タップにRをつける時皆さまは何を意識されているでしょうか?

あまりよくわからないが、経験的に好みのRをつけている方も多いのではないでしょうか?

Rの形状はちょうど10円玉の形状がいいとか、100円玉の形状がいいとか、色々あるかと思います。

また経験的にタップにRをつけるほど、手球にスピンが乗りやすいことを知っているかとも思いますが、それはなぜでしょうか?

ここではタップの形状の点のみから、タップのRと手球へのスピン量の関係を見ていきます。(=タップの材質、弾力性、摩擦、シャフトの性能等、タップのR以外の他の機能については考慮してません)

先ず下図をご覧ください。

(a)はタップの中心が手球の中心にあるときの様子です。次に(a)の状態から手球がタップのRの曲面に接触しながら、可能な限り動ける範囲を表した図が(b)です。この時、手球がタップ上を移動可能な距離はタップ表面の赤い曲線になります((b)のタップ表面上の赤い曲線)。

さてこのタップ上の赤い曲線は、タップのRの違いによって異なることが分かります(下図)。

上図の(c)と(d)を比較した場合、タップの曲率の高い(d)の方が、タップの曲率の低い(c)よりも、赤い曲線が長いことが分かります。

以上のことは、タップが手球に接触してから手球がタップから離れるまでの時間に、手球がタップに接触できる距離(実際は面積)の物理的な最大値を表してます。

現実的に、手球の中心を撞いて、そこから手球がタップの表面をなぞるような動きでスピンをかけにいくことは、キューをはねるような(さばくような)撞き方をしたとしても難しいでしょうが、キューを平行に入れた場合であっても、局所的には、タップのRの曲率が高い方が、手球がタップに接触できる距離が長いことが理解できるかと思います。

さて、もう少し進めていくと、冒頭で、タップのRの付け方は丁度コインの曲率と同じようにすることが経験的に行われますが、タップのRとコインの関係図は以下の様です。

図)タップのRとコインの大きさの関係

左から右に行くにつれ、タップのRの曲率が高くなっていきますが、丁度コインと重ね合わせますと、左から右に行くにつれ、コインの直径が小さくなっていくことが分かります。

そうすると、円と三角関数の関係から、以下の様なグラフが得られます。ここでは結果のグラフのみ示しますが、計算過程に興味がある方は文末を参照ください。

図) 横軸はコイン及びシャフト径の直径(mm)、縦軸は手球がタップ表面上に接触可能な距離(mm)を表してます(=上述のタップ表面上の赤い曲線の距離)。

図に示しますように、コインの直径が小さくなるほど、手球がタップ表面上に接触可能な距離は大きくなっていくことが分かります。
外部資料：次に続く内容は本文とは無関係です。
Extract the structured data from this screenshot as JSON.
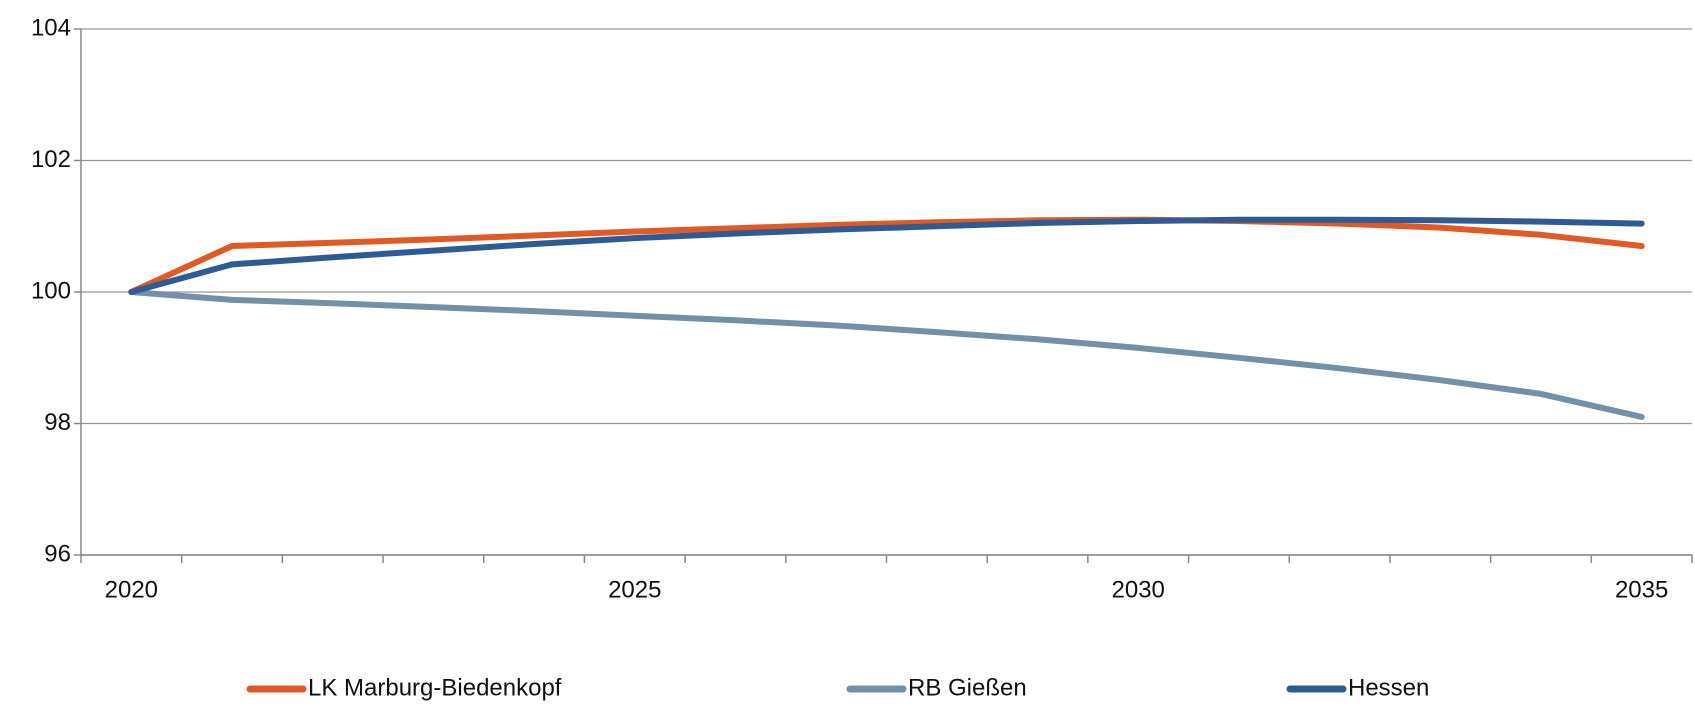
{
  "chart_data": {
    "type": "line",
    "x": [
      2020,
      2021,
      2022,
      2023,
      2024,
      2025,
      2026,
      2027,
      2028,
      2029,
      2030,
      2031,
      2032,
      2033,
      2034,
      2035
    ],
    "xlim": [
      2019.5,
      2035.5
    ],
    "xticks": [
      2020,
      2025,
      2030,
      2035
    ],
    "ylim": [
      96,
      104
    ],
    "yticks": [
      96,
      98,
      100,
      102,
      104
    ],
    "grid": true,
    "legend": "bottom",
    "series": [
      {
        "name": "LK Marburg-Biedenkopf",
        "color": "#e05a26",
        "values": [
          100,
          100.7,
          100.75,
          100.8,
          100.86,
          100.92,
          100.97,
          101.02,
          101.06,
          101.09,
          101.1,
          101.08,
          101.04,
          100.98,
          100.87,
          100.7
        ]
      },
      {
        "name": "RB Gießen",
        "color": "#7390a8",
        "values": [
          100,
          99.88,
          99.83,
          99.77,
          99.71,
          99.64,
          99.57,
          99.49,
          99.39,
          99.28,
          99.15,
          99.0,
          98.84,
          98.66,
          98.45,
          98.1
        ]
      },
      {
        "name": "Hessen",
        "color": "#2f5b94",
        "values": [
          100,
          100.42,
          100.53,
          100.63,
          100.73,
          100.82,
          100.89,
          100.95,
          101.0,
          101.05,
          101.08,
          101.1,
          101.1,
          101.09,
          101.07,
          101.04
        ]
      }
    ]
  }
}
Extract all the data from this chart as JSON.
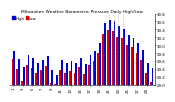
{
  "title": "Milwaukee Weather Barometric Pressure Daily High/Low",
  "background_color": "#ffffff",
  "high_color": "#0000dd",
  "low_color": "#dd0000",
  "ylim": [
    29.0,
    30.8
  ],
  "yticks": [
    29.0,
    29.2,
    29.4,
    29.6,
    29.8,
    30.0,
    30.2,
    30.4,
    30.6,
    30.8
  ],
  "dates": [
    "1",
    "2",
    "3",
    "4",
    "5",
    "6",
    "7",
    "8",
    "9",
    "10",
    "11",
    "12",
    "13",
    "14",
    "15",
    "16",
    "17",
    "18",
    "19",
    "20",
    "21",
    "22",
    "23",
    "24",
    "25",
    "26",
    "27",
    "28",
    "29",
    "30"
  ],
  "highs": [
    29.85,
    29.65,
    29.45,
    29.75,
    29.68,
    29.55,
    29.62,
    29.72,
    29.38,
    29.25,
    29.62,
    29.55,
    29.6,
    29.55,
    29.68,
    29.52,
    29.75,
    29.85,
    30.05,
    30.55,
    30.65,
    30.6,
    30.48,
    30.42,
    30.25,
    30.18,
    30.05,
    29.88,
    29.55,
    29.42
  ],
  "lows": [
    29.65,
    29.4,
    29.1,
    29.5,
    29.42,
    29.3,
    29.38,
    29.48,
    29.05,
    29.02,
    29.38,
    29.3,
    29.35,
    29.3,
    29.45,
    29.28,
    29.5,
    29.6,
    29.8,
    30.28,
    30.38,
    30.35,
    30.22,
    30.18,
    30.0,
    29.95,
    29.8,
    29.62,
    29.3,
    29.08
  ],
  "baseline": 29.0,
  "dashed_indices": [
    20,
    21,
    22,
    23
  ]
}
距離が最大になるのは、タップのRがシャフト径と一致する時で、物理的にはこれが最大値になります(上図:「タップのRとコインの大きさの関係」の右側のような状態。タップのRとシャフト径が一致している)。

ちなみに、上手のシャフト径はイグナイトシャフトの12.2mm径に基づいて計算したものです。

他のシャフトを使った際、「手球がタップ表面上に接触可能な距離」は変わってくるものでしょうか?

下図をご覧ください。

レボのシャフト径12.9mmとイグナイトのシャフト径12.2mmを比較した場合、同じコインのRをつけた場合、レボの方が「手球がタップ表面上に接触可能な距離」は大きくなっていることが分かります。例えば、横軸の1円の場合のRを見てください。オレンジ色はレボで、水色はイグナイトですが、オレンジ色(レボ)の方の値が高くなってます。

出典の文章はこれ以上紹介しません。